Compositions : dispersion ou solution Selon un mode de réalisation, les compositions de l'invention se présentent sous la forme d'une solution ou d'une dispersion, ladite dispersion étant de préférence une mousse, une émulsion ou une mousse d'émulsion, plus préférentiellement une mousse. Selon un mode de réalisation particulier, la composition de l'invention ne se présente pas sous la forme d'un film horizontal plan isolé.
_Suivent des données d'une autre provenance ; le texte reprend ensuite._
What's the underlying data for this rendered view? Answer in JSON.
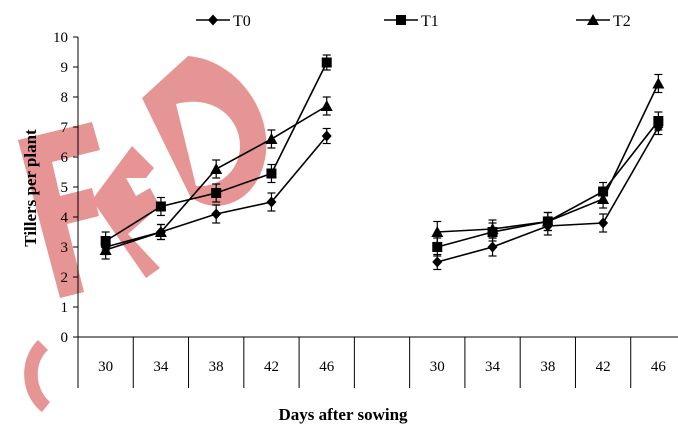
{
  "chart_data": {
    "type": "line",
    "title": "",
    "xlabel": "Days after sowing",
    "ylabel": "Tillers per plant",
    "ylim": [
      0,
      10
    ],
    "yticks": [
      0,
      1,
      2,
      3,
      4,
      5,
      6,
      7,
      8,
      9,
      10
    ],
    "groups": [
      {
        "categories": [
          "30",
          "34",
          "38",
          "42",
          "46"
        ],
        "series": [
          {
            "name": "T0",
            "marker": "diamond",
            "values": [
              3.0,
              3.5,
              4.1,
              4.5,
              6.7
            ],
            "errors": [
              0.25,
              0.25,
              0.3,
              0.3,
              0.25
            ]
          },
          {
            "name": "T1",
            "marker": "square",
            "values": [
              3.2,
              4.35,
              4.8,
              5.45,
              9.15
            ],
            "errors": [
              0.3,
              0.3,
              0.3,
              0.3,
              0.25
            ]
          },
          {
            "name": "T2",
            "marker": "triangle",
            "values": [
              2.9,
              3.5,
              5.6,
              6.6,
              7.7
            ],
            "errors": [
              0.3,
              0.25,
              0.3,
              0.3,
              0.3
            ]
          }
        ]
      },
      {
        "categories": [
          "30",
          "34",
          "38",
          "42",
          "46"
        ],
        "series": [
          {
            "name": "T0",
            "marker": "diamond",
            "values": [
              2.5,
              3.0,
              3.7,
              3.8,
              7.0
            ],
            "errors": [
              0.25,
              0.3,
              0.3,
              0.3,
              0.25
            ]
          },
          {
            "name": "T1",
            "marker": "square",
            "values": [
              3.0,
              3.5,
              3.85,
              4.85,
              7.2
            ],
            "errors": [
              0.3,
              0.3,
              0.3,
              0.3,
              0.3
            ]
          },
          {
            "name": "T2",
            "marker": "triangle",
            "values": [
              3.5,
              3.6,
              3.85,
              4.6,
              8.45
            ],
            "errors": [
              0.35,
              0.3,
              0.3,
              0.3,
              0.3
            ]
          }
        ]
      }
    ],
    "legend": {
      "position": "top",
      "entries": [
        "T0",
        "T1",
        "T2"
      ]
    },
    "grid": false,
    "colors": {
      "series": "#000000",
      "watermark": "#e07a7a"
    }
  }
}
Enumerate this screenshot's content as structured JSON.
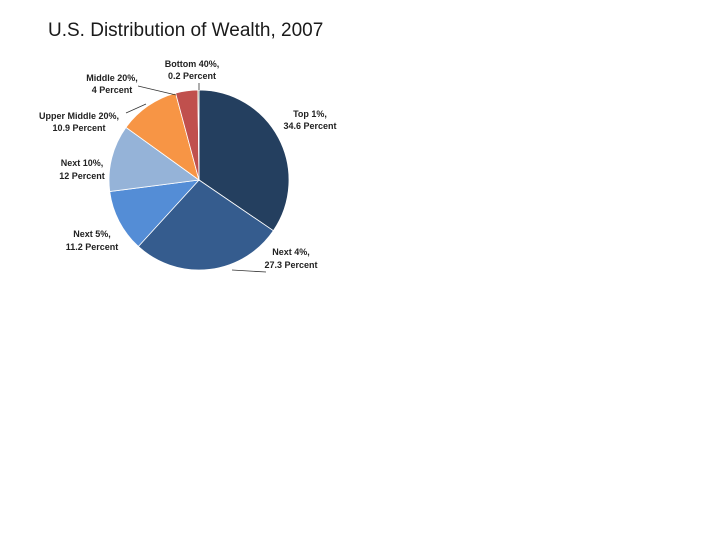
{
  "chart_data": {
    "type": "pie",
    "title": "U.S. Distribution of Wealth, 2007",
    "slices": [
      {
        "name": "Top 1%",
        "label_line1": "Top 1%,",
        "label_line2": "34.6 Percent",
        "value": 34.6,
        "color": "#243f5f"
      },
      {
        "name": "Next 4%",
        "label_line1": "Next 4%,",
        "label_line2": "27.3 Percent",
        "value": 27.3,
        "color": "#355c8e"
      },
      {
        "name": "Next 5%",
        "label_line1": "Next 5%,",
        "label_line2": "11.2 Percent",
        "value": 11.2,
        "color": "#548dd6"
      },
      {
        "name": "Next 10%",
        "label_line1": "Next 10%,",
        "label_line2": "12 Percent",
        "value": 12,
        "color": "#95b3d8"
      },
      {
        "name": "Upper Middle 20%",
        "label_line1": "Upper Middle 20%,",
        "label_line2": "10.9 Percent",
        "value": 10.9,
        "color": "#f79545"
      },
      {
        "name": "Middle 20%",
        "label_line1": "Middle 20%,",
        "label_line2": "4 Percent",
        "value": 4,
        "color": "#c0504d"
      },
      {
        "name": "Bottom 40%",
        "label_line1": "Bottom 40%,",
        "label_line2": "0.2 Percent",
        "value": 0.2,
        "color": "#4f6228"
      }
    ]
  }
}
4) Procédés de stabilisation et déstabilisation d'une dispersion Procédé de formation et de stabilisation d'une dispersion

L'invention a en outre pour objet un procédé (PI) de formation et de stabilisation par la lumière d'une dispersion, à partir d'une composition contenant le tensioactif (I), procédé dans lequel une composition contenant le tensioactif (I) est éclairée,

• suivant un premier mode de réalisation, en lumière bleue,

- suivant un premier mode de réalisation avec une intensité comprise entre 0,1 et 10, de préférence 0,5 et 5 mW/cm2 pendant 15 minutes à 10 heures, de préférence 30 minutes à 5 heures, - suivant un second mode de réalisation avec une intensité comprise entre 10 et 100, de préférence entre 20 et 50 mW/cm2, pendant 1 minute à 5 heures, de préférence 5 minutes à 2 heures, le temps d'exposition étant ajusté en fonction de l'intensité choisie ;

• suivant un second mode de réalisation, en lumière ambiante, pendant 10 min à 10 heures,

ces paramètres devant être ajustés en fonction de la structure du tensioactif (I) utilisé, et en fonction de l'absorbance et de la profondeur de liquide à éclairer, puis est soumise à une agitation ou au bullage d'un gaz afin de former une mousse ou est mélangée avec une autre phase afin d'obtenir une émulsion, ladite émulsion pouvant ensuite être soumise au bullage d'un gaz afin d'obtenir une mousse de cette émulsion.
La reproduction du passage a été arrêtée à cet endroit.